Title:Chondromodulating Chimeric Prodrugs of Diacetylrhein: Synthesis and Evaluation in Monoiodoacetate-induced Hyperalgesia
Volume: 9
Issue: 3
Author(s): Suneela Dhaneshwar and Dipmala Patil
Affiliation:
Keywords:
Chimeric prodrugs, Diacetylrhein, Essential amino acids, IL-1 inhibitor, Monoiodoacetate-induced hyperalgesia,
Osteoarthritis, Ulcerogenicity, hyaluronic acid, D-phenylalanine, L-tryptophan
Abstract: Chondromodulating chimeric prodrugs of diacetylrhein were synthesized with an objective of potentiating its
moderate anti-inflammatory effect and optimizing its hydrophilic/lipophilic balance by conjugating it with essential amino
acids through a bioreversible amide linkage. In vitro release in HCl buffer (pH 1.2) showed insignificant release of diacetylrhein.
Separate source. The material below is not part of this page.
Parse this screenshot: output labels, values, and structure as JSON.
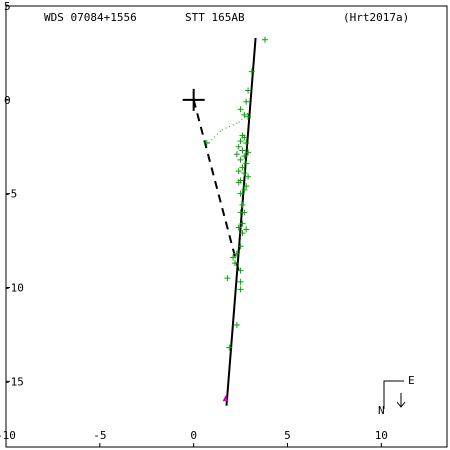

However in phosphate buffer (pH 7.4), almost complete release of diacetylrhein was attained over a period of 4.5
h, following first order kinetics. The prodrug was screened extensively for therapeutic efficacy in monoiodoacetateinduced
rat hyperalgesia model for levels of various markers of osteoarthritis, knee diameter and locomotor activity over a
period of three months. Amongst the three prodrugs synthesized, diacetylrhein-L-tryptophan prodrug exhibited highest activity
by reducing knee diameter, serum alkaline phosphatase and serum glucosaminoglycan to the baseline levels while
increasing the spontaneous locomotor activity. It was found to provide maximum protection against Freund’s adjuvant arthritis
with minimum ulcerogenic potential and better chondroprotection than diacetylrhein.